Challenging the Meteorite-Delivery Theory
For decades, many scientists believed that a wave of water-rich asteroids and comets during the early solar system’s Late Heavy Bombardment — between about 4.1 and 3.8 billion years ago — delivered much of Earth’s water to the young planet. This idea drew support from earlier studies suggesting that some comets and certain types of asteroids contained water with isotopic compositions similar to Earth’s oceans.
However, the new NASA results indicate that even if Earth endured an intense bombardment of carbonaceous meteorites, the amount of water these bodies could have supplied was limited. According to co-author Justin Simon, the study doesn’t rule out any contribution from meteorites, but it makes it very difficult for meteorite delivery to be the dominant source of the water in Earth’s oceans.

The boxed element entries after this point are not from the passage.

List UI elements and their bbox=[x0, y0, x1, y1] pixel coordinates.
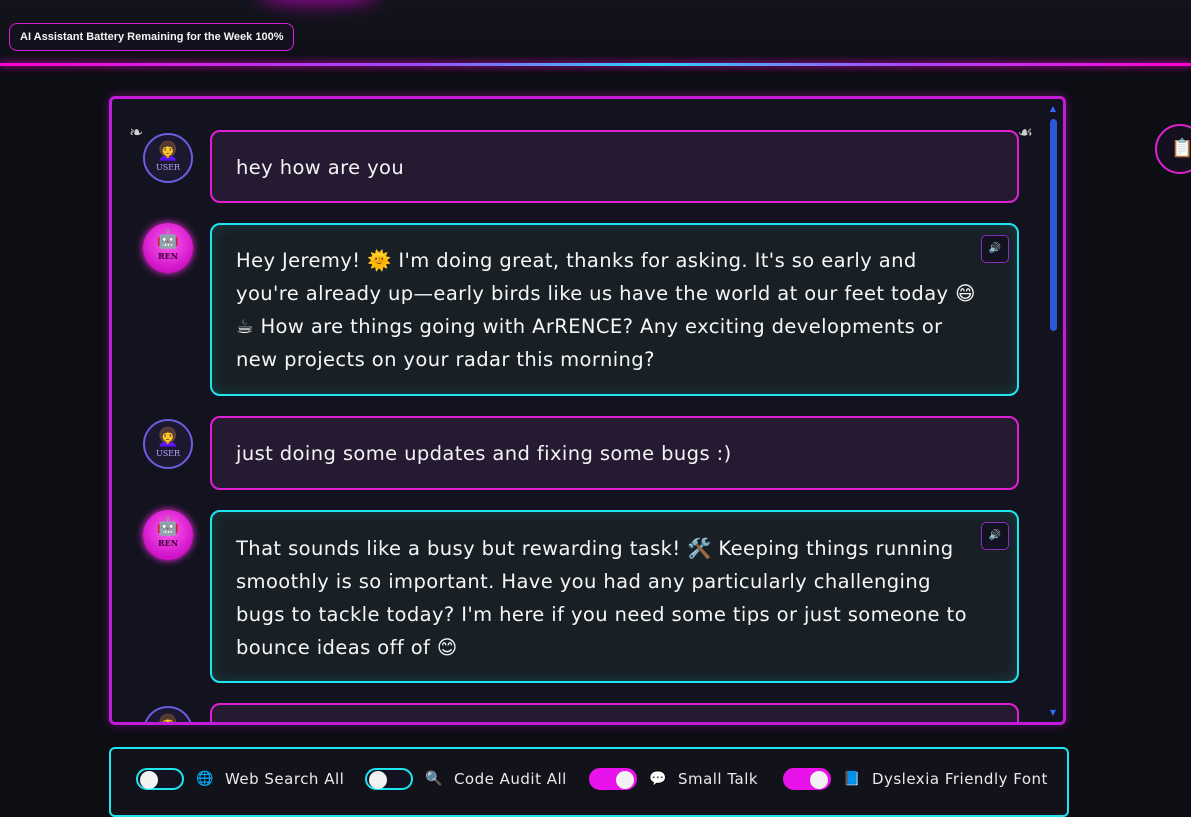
toggle-label: Dyslexia Friendly Font bbox=[871, 770, 1048, 788]
user-avatar-icon: 👩‍🦱 bbox=[156, 141, 180, 162]
feature-toggles-bar: 🌐 Web Search All 🔍 Code Audit All 💬 Smal… bbox=[109, 747, 1069, 817]
battery-status-badge: AI Assistant Battery Remaining for the W… bbox=[9, 23, 295, 51]
user-avatar-label: USER bbox=[155, 449, 181, 458]
bot-avatar: 🤖 REN bbox=[143, 510, 193, 560]
small-talk-switch[interactable] bbox=[589, 768, 637, 790]
user-avatar: 👩‍🦱 bbox=[143, 706, 193, 725]
user-avatar-label: USER bbox=[155, 163, 181, 172]
top-bar: AI Assistant Battery Remaining for the W… bbox=[0, 0, 1191, 64]
toggle-dyslexia-font[interactable]: 📘 Dyslexia Friendly Font bbox=[783, 766, 1048, 792]
user-message-bubble: hey how are you bbox=[210, 130, 1019, 203]
toggle-label: Code Audit All bbox=[453, 770, 567, 788]
scroll-up-icon[interactable]: ▲ bbox=[1047, 103, 1059, 115]
user-avatar-icon: 👩‍🦱 bbox=[156, 427, 180, 448]
message-text: just doing some updates and fixing some … bbox=[236, 442, 732, 465]
user-avatar: 👩‍🦱 USER bbox=[143, 133, 193, 183]
toggle-web-search[interactable]: 🌐 Web Search All bbox=[136, 766, 344, 792]
user-message-bubble bbox=[210, 703, 1019, 722]
dyslexia-font-switch[interactable] bbox=[783, 768, 831, 790]
user-avatar-icon: 👩‍🦱 bbox=[156, 714, 180, 725]
bot-avatar-label: REN bbox=[157, 538, 179, 548]
globe-icon: 🌐 bbox=[196, 771, 214, 787]
switch-knob bbox=[616, 771, 634, 789]
message-text: Hey Jeremy! 🌞 I'm doing great, thanks fo… bbox=[236, 249, 976, 371]
message-text: hey how are you bbox=[236, 156, 405, 179]
header-divider bbox=[0, 63, 1191, 66]
chat-scrollbar[interactable]: ▲ ▼ bbox=[1047, 103, 1059, 719]
toggle-label: Web Search All bbox=[224, 770, 345, 788]
scroll-down-icon[interactable]: ▼ bbox=[1047, 707, 1059, 719]
user-avatar: 👩‍🦱 USER bbox=[143, 419, 193, 469]
speaker-button[interactable]: 🔊 bbox=[981, 235, 1009, 263]
speaker-icon: 🔊 bbox=[988, 243, 1002, 254]
toggle-small-talk[interactable]: 💬 Small Talk bbox=[589, 766, 758, 792]
top-glow bbox=[258, 0, 378, 6]
clipboard-button[interactable]: 📋 bbox=[1155, 124, 1191, 174]
toggle-label: Small Talk bbox=[677, 770, 759, 788]
chat-panel[interactable]: ❧ ☙ 👩‍🦱 USER hey how are you 🤖 REN Hey J… bbox=[109, 96, 1066, 725]
left-ornament-icon: ❧ bbox=[129, 123, 144, 143]
scroll-thumb[interactable] bbox=[1050, 119, 1057, 331]
book-icon: 📘 bbox=[843, 771, 861, 787]
web-search-switch[interactable] bbox=[136, 768, 184, 790]
switch-knob bbox=[140, 771, 158, 789]
clipboard-icon: 📋 bbox=[1171, 138, 1191, 159]
switch-knob bbox=[810, 771, 828, 789]
speaker-icon: 🔊 bbox=[988, 530, 1002, 541]
message-text: That sounds like a busy but rewarding ta… bbox=[236, 537, 967, 659]
bot-message-bubble: That sounds like a busy but rewarding ta… bbox=[210, 510, 1019, 683]
bot-avatar: 🤖 REN bbox=[143, 223, 193, 273]
bot-avatar-icon: 🤖 bbox=[156, 229, 180, 250]
speaker-button[interactable]: 🔊 bbox=[981, 522, 1009, 550]
right-ornament-icon: ☙ bbox=[1017, 123, 1033, 143]
bot-message-bubble: Hey Jeremy! 🌞 I'm doing great, thanks fo… bbox=[210, 223, 1019, 396]
speech-bubble-icon: 💬 bbox=[649, 771, 667, 787]
switch-knob bbox=[369, 771, 387, 789]
magnifier-icon: 🔍 bbox=[425, 771, 443, 787]
toggle-code-audit[interactable]: 🔍 Code Audit All bbox=[365, 766, 567, 792]
user-message-bubble: just doing some updates and fixing some … bbox=[210, 416, 1019, 490]
bot-avatar-icon: 🤖 bbox=[156, 516, 180, 537]
code-audit-switch[interactable] bbox=[365, 768, 413, 790]
bot-avatar-label: REN bbox=[157, 251, 179, 261]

What This Means for Earth’s Water Puzzle
If late-arriving meteorites were not the primary water suppliers, researchers must look elsewhere to explain how Earth became so water-rich:
Early Accretion Sources
One possibility is that water was present in the building blocks of the planet itself. Studies of ancient meteorites and early solar system materials suggest that some planetesimals — the small bodies that coalesced to form Earth — may have contained water from the very beginning, carrying it into the planet’s interior as it formed.
Deep Earth Sources
Another idea supported by some geochemical research is that significant amounts of water came from within Earth’s interior, released through volcanic outgassing during the planet’s early evolution. This deep water model posits that water may have been locked into minerals in Earth’s mantle and later released as surface water.
Comets and Other Bodies
Although the new study limits the contribution of meteorites, some comets and asteroids — particularly those from the outer solar system — have water with isotopic signatures similar to Earth’s oceans. These bodies may still have played a role earlier in Earth’s history, before or during planetary accretion.
Why the Moon Matters
The Moon acts as a natural archive of impact history because its surface has remained relatively unchanged for billions of years. By studying lunar samples, scientists can trace which types of objects bombarded the Earth–Moon system, what materials they carried, and how that record compares to what we observe on Earth today.

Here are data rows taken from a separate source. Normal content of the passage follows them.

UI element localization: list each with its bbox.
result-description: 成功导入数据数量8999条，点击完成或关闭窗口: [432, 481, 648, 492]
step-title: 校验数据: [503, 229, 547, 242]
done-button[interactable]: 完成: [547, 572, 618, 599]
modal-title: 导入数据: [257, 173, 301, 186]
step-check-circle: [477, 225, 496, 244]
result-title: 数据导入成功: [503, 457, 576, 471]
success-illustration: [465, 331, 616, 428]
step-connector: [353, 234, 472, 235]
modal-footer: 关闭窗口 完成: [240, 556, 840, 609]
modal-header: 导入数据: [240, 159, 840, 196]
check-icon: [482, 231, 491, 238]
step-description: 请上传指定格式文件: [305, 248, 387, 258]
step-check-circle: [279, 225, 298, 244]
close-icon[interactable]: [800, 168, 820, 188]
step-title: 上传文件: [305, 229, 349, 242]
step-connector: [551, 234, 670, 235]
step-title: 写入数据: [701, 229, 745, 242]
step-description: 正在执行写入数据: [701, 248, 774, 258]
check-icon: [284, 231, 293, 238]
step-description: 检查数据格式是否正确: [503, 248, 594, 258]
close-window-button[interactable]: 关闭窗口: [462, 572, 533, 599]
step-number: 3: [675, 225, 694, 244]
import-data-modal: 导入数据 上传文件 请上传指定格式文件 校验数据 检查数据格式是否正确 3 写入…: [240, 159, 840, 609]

The oxygen isotope technique used in this study provides a clearer way of identifying impactor material in the lunar soil, overcoming difficulties with traditional methods that can be skewed by repeated impacts and surface reworking.
Broader Implications
This research not only reshapes our understanding of Earth’s water origins but also affects how scientists think about water on other rocky planets and moons. By better understanding where planetary water comes from — whether from initial building materials, impacts, or internal processes — researchers can refine models of planet formation and assess the potential for oceans on other worlds.

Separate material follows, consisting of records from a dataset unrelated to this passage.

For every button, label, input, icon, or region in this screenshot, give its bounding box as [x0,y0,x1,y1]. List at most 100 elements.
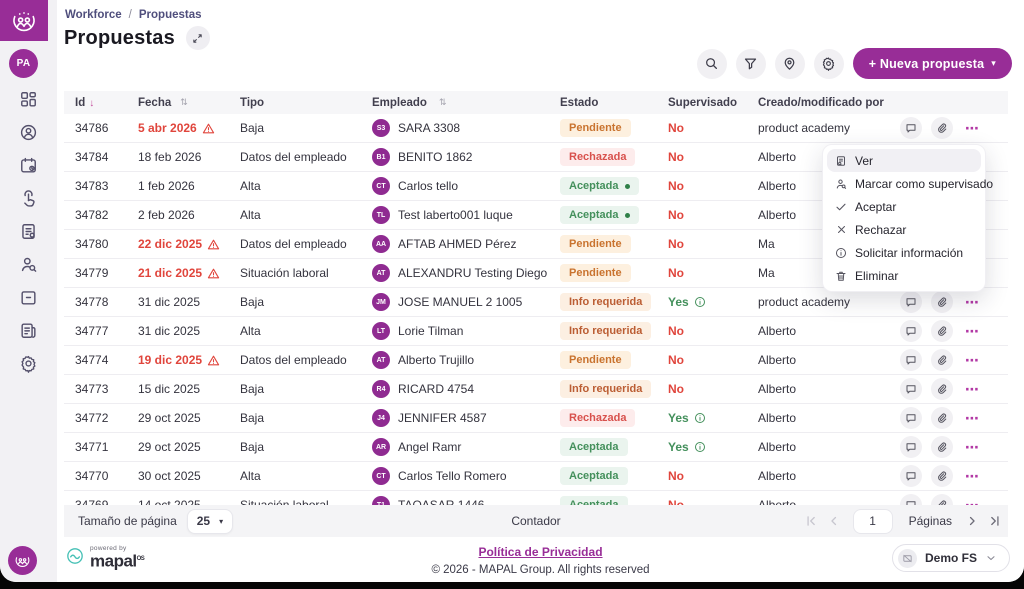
tenant-select[interactable]: Demo FS [892,544,1010,572]
search-button[interactable] [697,49,727,79]
header-supervisado[interactable]: Supervisado [668,97,758,109]
sidebar-item-calendar[interactable] [14,156,44,175]
row-menu-button[interactable]: ⋯ [965,123,980,133]
cell-id: 34772 [64,411,138,425]
sort-icon: ⇅ [439,97,447,108]
row-menu-button[interactable]: ⋯ [965,442,980,452]
status-badge: Info requerida [560,380,651,398]
cell-empleado: B1 BENITO 1862 [372,148,560,166]
cell-supervisado: No [668,237,758,251]
breadcrumb-propuestas[interactable]: Propuestas [139,9,202,21]
last-page-button[interactable] [988,514,1002,528]
prev-page-button[interactable] [827,514,841,528]
cell-id: 34778 [64,295,138,309]
row-menu-button[interactable]: ⋯ [965,413,980,423]
menu-item-marcar-supervisado[interactable]: Marcar como supervisado [827,172,981,195]
sidebar-item-people-search[interactable] [14,255,44,274]
header-id[interactable]: Id↓ [64,97,138,109]
paperclip-icon [936,412,948,424]
comment-button[interactable] [900,378,922,400]
settings-button[interactable] [814,49,844,79]
gear-icon [821,56,836,71]
employee-avatar: AT [372,351,390,369]
sidebar-item-profile[interactable] [14,123,44,142]
cell-supervisado: Yes [668,440,758,454]
header-tipo[interactable]: Tipo [240,97,372,109]
comment-button[interactable] [900,436,922,458]
menu-item-ver[interactable]: Ver [827,149,981,172]
sidebar-item-reports[interactable] [14,321,44,340]
attachment-button[interactable] [931,291,953,313]
table-row[interactable]: 34769 14 oct 2025 Situación laboral T1 T… [64,491,1008,505]
comment-button[interactable] [900,407,922,429]
archive-icon [19,288,38,307]
menu-item-eliminar[interactable]: Eliminar [827,264,981,287]
cell-fecha: 15 dic 2025 [138,382,240,396]
header-empleado[interactable]: Empleado⇅ [372,97,560,109]
row-menu-button[interactable]: ⋯ [965,355,980,365]
supervised-info-icon[interactable] [694,441,706,453]
table-row[interactable]: 34773 15 dic 2025 Baja R4 RICARD 4754 In… [64,375,1008,404]
comment-button[interactable] [900,494,922,505]
menu-item-aceptar[interactable]: Aceptar [827,195,981,218]
menu-item-rechazar[interactable]: Rechazar [827,218,981,241]
filter-button[interactable] [736,49,766,79]
comment-button[interactable] [900,320,922,342]
attachment-button[interactable] [931,117,953,139]
sidebar-item-archive[interactable] [14,288,44,307]
table-row[interactable]: 34786 5 abr 2026 Baja S3 SARA 3308 Pendi… [64,114,1008,143]
table-row[interactable]: 34772 29 oct 2025 Baja J4 JENNIFER 4587 … [64,404,1008,433]
menu-item-solicitar-informacion[interactable]: Solicitar información [827,241,981,264]
row-menu-button[interactable]: ⋯ [965,297,980,307]
attachment-button[interactable] [931,320,953,342]
comment-button[interactable] [900,349,922,371]
attachment-button[interactable] [931,436,953,458]
table-row[interactable]: 34777 31 dic 2025 Alta LT Lorie Tilman I… [64,317,1008,346]
row-menu-button[interactable]: ⋯ [965,384,980,394]
cell-fecha: 22 dic 2025 [138,237,240,251]
user-avatar[interactable]: PA [9,49,38,78]
breadcrumb-workforce[interactable]: Workforce [65,9,122,21]
sidebar-item-dashboard[interactable] [14,90,44,109]
comment-icon [905,354,917,366]
location-button[interactable] [775,49,805,79]
status-badge: Aceptada [560,177,639,195]
supervised-info-icon[interactable] [694,412,706,424]
sidebar-item-documents[interactable] [14,222,44,241]
privacy-policy-link[interactable]: Política de Privacidad [478,545,602,559]
comment-button[interactable] [900,291,922,313]
table-row[interactable]: 34770 30 oct 2025 Alta CT Carlos Tello R… [64,462,1008,491]
cell-actions: ⋯ [900,465,1008,487]
first-page-button[interactable] [804,514,818,528]
new-proposal-button[interactable]: + Nueva propuesta ▾ [853,48,1012,79]
table-row[interactable]: 34778 31 dic 2025 Baja JM JOSE MANUEL 2 … [64,288,1008,317]
table-row[interactable]: 34771 29 oct 2025 Baja AR Angel Ramr Ace… [64,433,1008,462]
header-estado[interactable]: Estado [560,97,668,109]
header-creado[interactable]: Creado/modificado por [758,97,900,109]
mapal-circle-logo[interactable] [8,546,37,575]
status-badge: Pendiente [560,351,631,369]
row-menu-button[interactable]: ⋯ [965,471,980,481]
row-menu-button[interactable]: ⋯ [965,326,980,336]
attachment-button[interactable] [931,378,953,400]
sidebar-item-tap[interactable] [14,189,44,208]
workforce-logo[interactable] [0,0,48,41]
sidebar-item-settings[interactable] [14,354,44,373]
table-row[interactable]: 34774 19 dic 2025 Datos del empleado AT … [64,346,1008,375]
supervised-info-icon[interactable] [694,296,706,308]
attachment-button[interactable] [931,407,953,429]
cell-estado: Pendiente [560,119,668,137]
page-size-select[interactable]: 25 ▾ [187,509,233,534]
comment-button[interactable] [900,465,922,487]
header-fecha[interactable]: Fecha⇅ [138,97,240,109]
attachment-button[interactable] [931,465,953,487]
next-page-button[interactable] [965,514,979,528]
paperclip-icon [936,383,948,395]
page-number-input[interactable] [853,509,893,534]
cell-id: 34786 [64,121,138,135]
comment-button[interactable] [900,117,922,139]
attachment-button[interactable] [931,494,953,505]
cell-creado: Alberto [758,411,900,425]
attachment-button[interactable] [931,349,953,371]
expand-button[interactable] [186,26,210,50]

The study highlights the value of preserved extraterrestrial records, like lunar regolith, and anticipates that new samples collected by future missions (such as NASA’s Artemis program) will provide even deeper insight into the early history of water in the Earth–Moon system and beyond.
In Summary
- A new NASA study using Apollo lunar soil samples shows meteorites could only have delivered a tiny fraction of Earth’s water over the last ~4 billion years.
- High-precision oxygen isotope analysis of lunar regolith offers a clearer picture of impactor composition than older methods.
- These results challenge the idea that late meteorite bombardment was the main source of water and point researchers toward early accretion, internal processes, or other bodies as key contributors.